Sci-fi is of course still disparaged in some circles, but the genre’s writers, artists and fans received hardly any respect in the ’40s, when Brackett was active. She was paid less to write sci-fi than other forms of pulp fiction, and readers didn’t always welcome female genre writers warmly. Brackett was heralded the “Queen of Space Opera,” but the moniker was not necessarily complimentary. Compared to other pulp and science fiction, the subgenre of space opera was considered especially silly entertainment.
As an essay from Brackett’s friend Michael Moorcock explains, “There was a time when the kind of science fantasy Brackett made her own was looked down upon as a kind of bastard progeny of science fiction (which was about scientific speculation) and fantasy (which was about magic).”

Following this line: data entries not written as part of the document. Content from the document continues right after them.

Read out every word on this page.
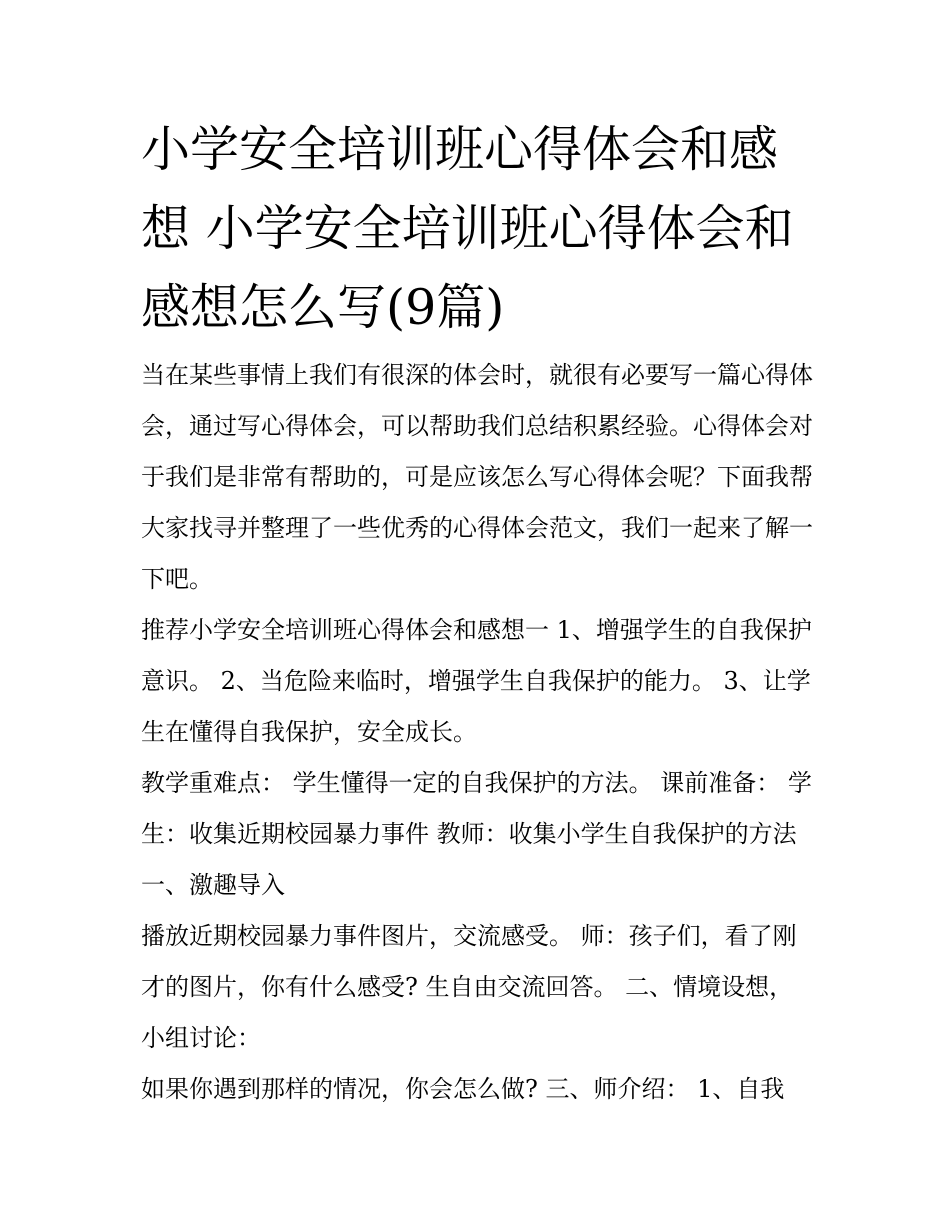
小学安全培训班心得体会和感想 小学安全培训班心得体会和感想怎么写(9篇)

当在某些事情上我们有很深的体会时，就很有必要写一篇心得体会，通过写心得体会，可以帮助我们总结积累经验。心得体会对于我们是非常有帮助的，可是应该怎么写心得体会呢？下面我帮大家找寻并整理了一些优秀的心得体会范文，我们一起来了解一下吧。

推荐小学安全培训班心得体会和感想一 1、增强学生的自我保护意识。 2、当危险来临时，增强学生自我保护的能力。 3、让学生在懂得自我保护，安全成长。

教学重难点： 学生懂得一定的自我保护的方法。 课前准备： 学生：收集近期校园暴力事件 教师：收集小学生自我保护的方法 一、激趣导入

播放近期校园暴力事件图片，交流感受。 师：孩子们，看了刚才的图片，你有什么感受? 生自由交流回答。 二、情境设想，小组讨论：

如果你遇到那样的情况，你会怎么做? 三、师介绍： 1、自我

But Brackett had to remain true to herself. “Why don’t you write nice stories for the Ladies’ Home Journal?” her aunt asked her once. The author replied, “I wish I could, because they pay very well, but I can’t read the Ladies’ Home Journal, and I’m sure I couldn’t write for it.” She then defended what she called “escape fiction” as a way of creating and exploring new worlds: “Space opera has been telling us tales of spaceflight, of journeys to other worlds in this solar system… These stories served to stretch our little minds, to draw us out beyond our narrow skies into the vast glooms of interstellar space, where the great suns ride in splendor and the bright nebulae fling their veils of fire parsecs-long across the universe.”
As io9 observes, Brackett’s “credit as screenwriter for one of the greatest space adventures of all time is vindication for someone who chose to write space opera at a time when that term was considered a put-down.” The feature is well worth reading in full, and offers insight into Brackett’s contribution to the “Star Wars” empire, as well as a sense of the profound courage she had in remaining true to her passions.